You don’t have to be an expert to save money on your home loan, just interested enough in the concept to understand a few ideas that may work for you.
The debate on whether you should rent vs. buy, or pay ahead on your mortgage vs. invest in retirement, pay off more expensive debt, invest in life insurance, or even save for a child’s education are all individual circumstances that won’t be covered here, but are good topics to investigate more if you’ve wondered about them. If you want to consider other factors like the cost of a dollar today vs. tomorrow and tax write-offs, these scenarios might be left for a discussion with a financial advisor.
For now let’s focus on some tips that can be done now, in today’s economy and current legislation.
- Ask your current lender to modify your mortgage for free.
- Refinance to a lower rate at another bank
- Refinance to change your term
- Leverage your credit at local banks
- Move / Downsize
Under President Obama’s stimulus plan aka the federal Making Home Affordable Program, homeowners may be able to modify their mortgage, reduce their interest, refinance, defer payments or even transition out of their loan/home without foreclosing. Many lender websites reference this plan and you may be able to reduce your payment by taking advantage of this program. This program was extended in January of 2012 to offer help through December 2013, so even if you pursued this option once unsuccessfully, it may be worth trying again.

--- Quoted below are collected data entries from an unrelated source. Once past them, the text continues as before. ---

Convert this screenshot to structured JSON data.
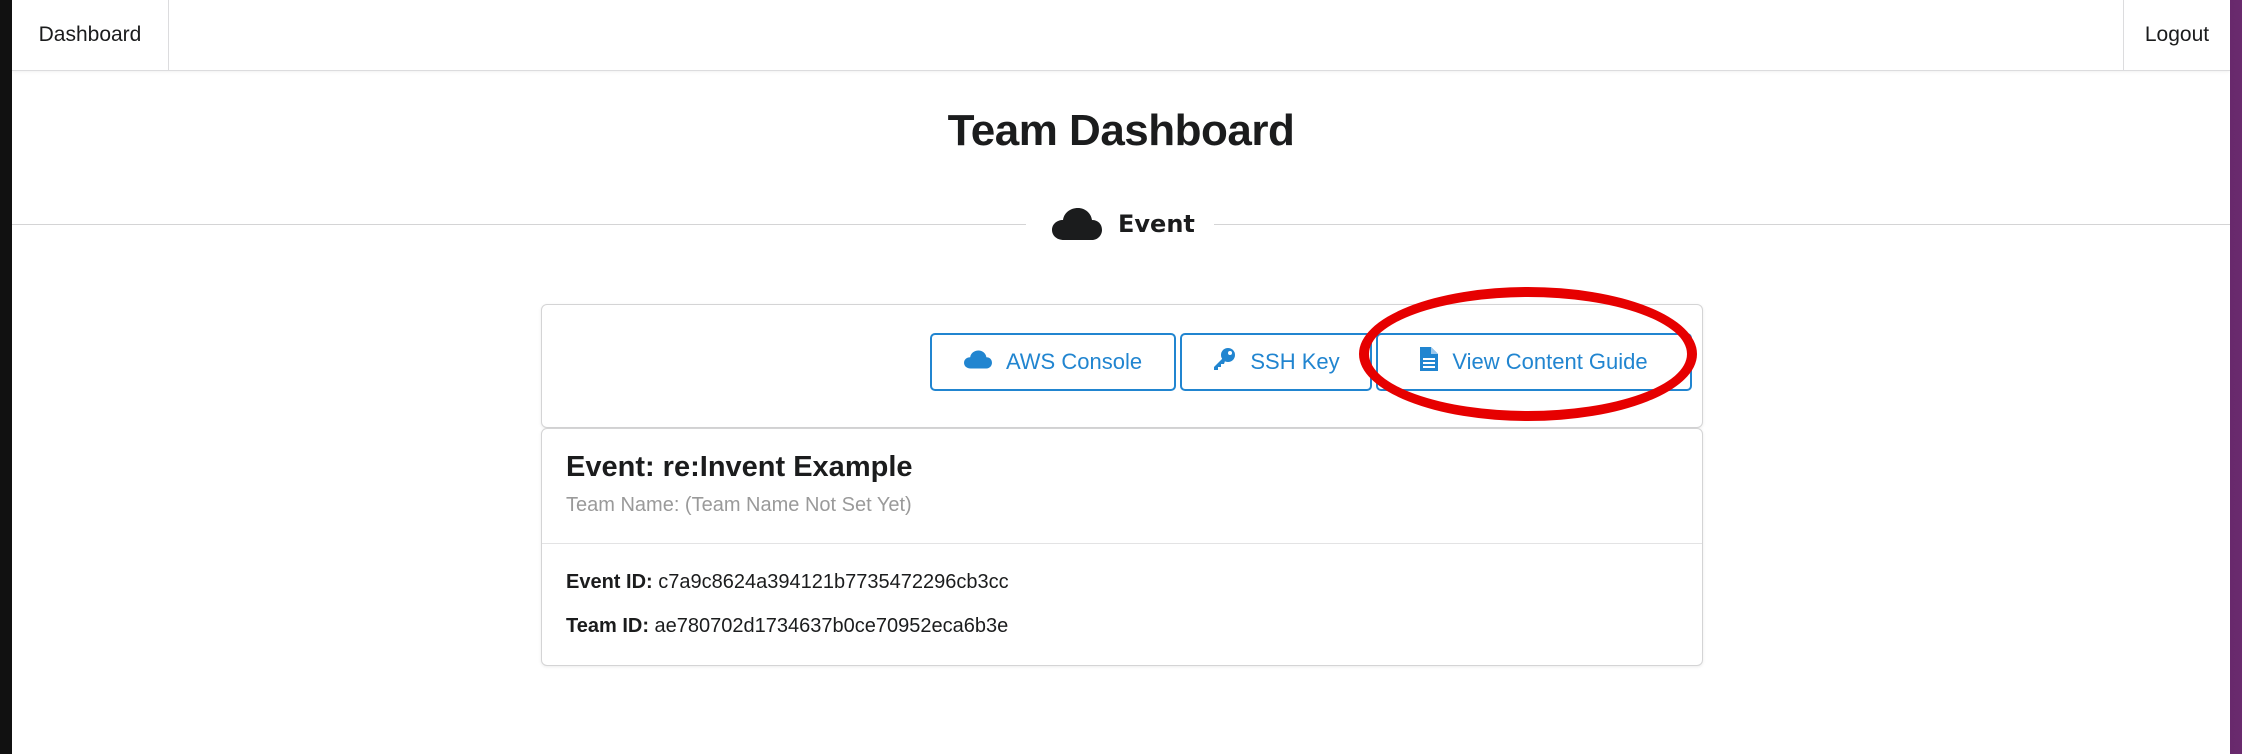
{
  "nav": {
    "left_label": "Dashboard",
    "right_label": "Logout"
  },
  "page_title": "Team Dashboard",
  "divider": {
    "label": "Event",
    "icon": "cloud-icon"
  },
  "buttons": [
    {
      "label": "AWS Console",
      "icon": "cloud-icon"
    },
    {
      "label": "SSH Key",
      "icon": "key-icon"
    },
    {
      "label": "View Content Guide",
      "icon": "file-icon"
    }
  ],
  "event": {
    "title": "Event: re:Invent Example",
    "team_name": "Team Name: (Team Name Not Set Yet)",
    "event_id_label": "Event ID:",
    "event_id_value": "c7a9c8624a394121b7735472296cb3cc",
    "team_id_label": "Team ID:",
    "team_id_value": "ae780702d1734637b0ce70952eca6b3e"
  },
  "colors": {
    "accent": "#2185d0",
    "highlight": "#e60000"
  }
}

As always, check rates keeping points, term, and other factors the same across lenders. Other lenders may offer lower rates, especially if your credit is good. Try local lenders vs. the “big banks” for more flexibility with rates.
Reducing the term (loan duration) will usually raise your monthly payment but can offer significant savings over the long term. Likewise, raising the term will usually lower your monthly payment, but cost you more over the long haul. Assess your situation and determine whether an opportunity exists for you. Do you need lower monthly payments to help ends meet now? Or do you want to reduce the amount of overall interest you pay in the duration of your loan? Make sure to do the calculations yourself, as you’d be surprised how much interest can add up over the typical 30 year loan, vs. a 20, 15, or even 10 year one.
Everything is negotiable, even your loan. If you have excellent credit, you may be able to refinance at no cost by demonstrating you are a safe risk. Consider that the lender you approach is making nothing off of you now, as you are not yet their customer. If you refinance your house with this new lender, they stand to make a substantial amount over the loan term. If you represent a safe risk (stable salary, excellent credit), you might be able to negotiate the terms of your refinancing.
This option is likely only available to individuals who are not upside down in their mortgage (meaning, to those who owe less than their house is worth), and who have savings to cover the loss. In some cases if you sell your house at a loss and downsize, you still may reduce your overall loss than just staying/paying the same payment or risking foreclosure. Other considerations like school zones, security, etc. will all be a factor in deciding if this option is viable.
Net, be proactive to take advantage of the lower rates currently available and the stimulus program. Check out the Making Homes Affordable Program with your existing lender to see if the program can help with your situation. Lastly, if you have good credit, leverage it to see if you can negotiate the terms of a new loan.